Even though St. Paul never knew Christ in person, the Apostle knew the heart of Jesus, and that’s what matters, says Benedict XVI.

There are two ways to get to know a person, Benedict XVI explained in the first part of the address: to know a person physically, or to know the heart of a person.

“To know ‘according to the flesh,’ in a corporeal way, means to know only from the outside, with external criteria,” he said. “One can see a person many times, recognize the individual’s facial characteristics and the many details of how he acts: how he talks, moves, etc.

“Yet, even knowing someone in this way, one does not really know the person, one doesn’t know the nucleus of the person. Only with the heart is one able to truly know a person.”

The Pope Emeritus gave as an example the Pharisees and Sadducees who “knew Christ from the outside […] but they did not know him in his truth.”

He continued: “There are learned individuals who know many details of Christ, and simple people who don’t know these details, but they know Christ in his truth: ‘The heart speaks to the heart.’

“And Paul essentially says that he knows Jesus in this way, with the heart.”

Having considered the ways of knowing a person, the Holy Father took up again the question of what Paul knew of the historical Christ.

“It seems he never met Christ during his early life. Surely he learned the details of Christ’s earthly life from the apostles and the nascent Church,” he said.

Benedict XVI spoke of three ways in which knowledge of the historical Jesus — his teachings, the events of his life — are present in the writings of Paul.

The first manner is by “explicit and direct” references to the “words and facts of the life of Jesus.” The Pope referred to passages in Romans, for example, where Paul speaks of the existence of Christ’s “brothers.” He also pointed to passages in 1 Corinthians where Paul speaks of the events leading up the Last Supper.

Paul’s letters also reflect many central themes and images drawn from the synoptic Gospels and the preaching of Jesus himself, the Pontiff continued.

He used as an example 1 Corinthians in which Paul wrote that God “chose the foolish of the world.” The Pontiff said “one notes the faithful echo of the teachings of Jesus on the simple and the poor.”

“Paul knows — from his missionary experience — that these words are true, those who are childlike are the ones who have their hearts open to knowledge of Christ,” the Holy Father added.

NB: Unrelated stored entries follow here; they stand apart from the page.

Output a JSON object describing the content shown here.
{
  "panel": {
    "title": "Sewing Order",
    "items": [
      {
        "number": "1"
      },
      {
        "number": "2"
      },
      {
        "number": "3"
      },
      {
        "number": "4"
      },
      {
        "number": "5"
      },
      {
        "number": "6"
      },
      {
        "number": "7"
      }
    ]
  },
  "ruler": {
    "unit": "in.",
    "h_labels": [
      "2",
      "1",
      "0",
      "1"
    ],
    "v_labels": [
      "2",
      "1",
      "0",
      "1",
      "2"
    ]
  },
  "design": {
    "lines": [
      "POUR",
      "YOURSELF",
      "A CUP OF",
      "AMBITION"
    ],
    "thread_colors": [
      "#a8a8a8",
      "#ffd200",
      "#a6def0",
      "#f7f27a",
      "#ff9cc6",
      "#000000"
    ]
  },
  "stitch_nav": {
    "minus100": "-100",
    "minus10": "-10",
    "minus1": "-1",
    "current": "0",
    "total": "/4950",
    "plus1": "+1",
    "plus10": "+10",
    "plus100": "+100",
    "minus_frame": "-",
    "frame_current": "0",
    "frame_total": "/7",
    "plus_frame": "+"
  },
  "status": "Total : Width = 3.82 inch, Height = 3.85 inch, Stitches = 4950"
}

Another theme, continued the Pontiff, is that of the Kingdom of God. “Jesus’ own instructions for entering the Kingdom of God are valid for Paul in regard to the justification by faith: Both require an attitude of great humility and availability, free of presumptions, to receive the grace of God.”

Benedict XVI continued: “For example, the parable of the Pharisee and the publican teaches exactly what St. Paul discusses when he insists that nobody should glorify themselves in the presence of God.

“Also, the teaching of Jesus on the publicans and the prostitutes, who are more willing than the Pharisees to receive the Gospel, and his decisions to share a table with them, are found in the doctrine of Paul on the mysterious love of God toward sinners.”

“St. Paul did not think Jesus was something historical,” the Pope said, “as a person from the past. He certainly knew the great tradition regarding his life, his words, his death and his resurrection, but he did not treat them as something from the past; he proposed them as the reality of the living Jesus.

“The words and actions of Jesus for Paul do not pertain to a historic time, to the past. Jesus lives now and speaks with us now, and lives for us.

“This is the true manner to get to know Jesus, and to learn the tradition of him.”

“We should also learn to know Jesus,” the Ponitff added, “not physically, as a person of the past, but as our Lord and brother, that today is with us and shows us how to live and how to die.”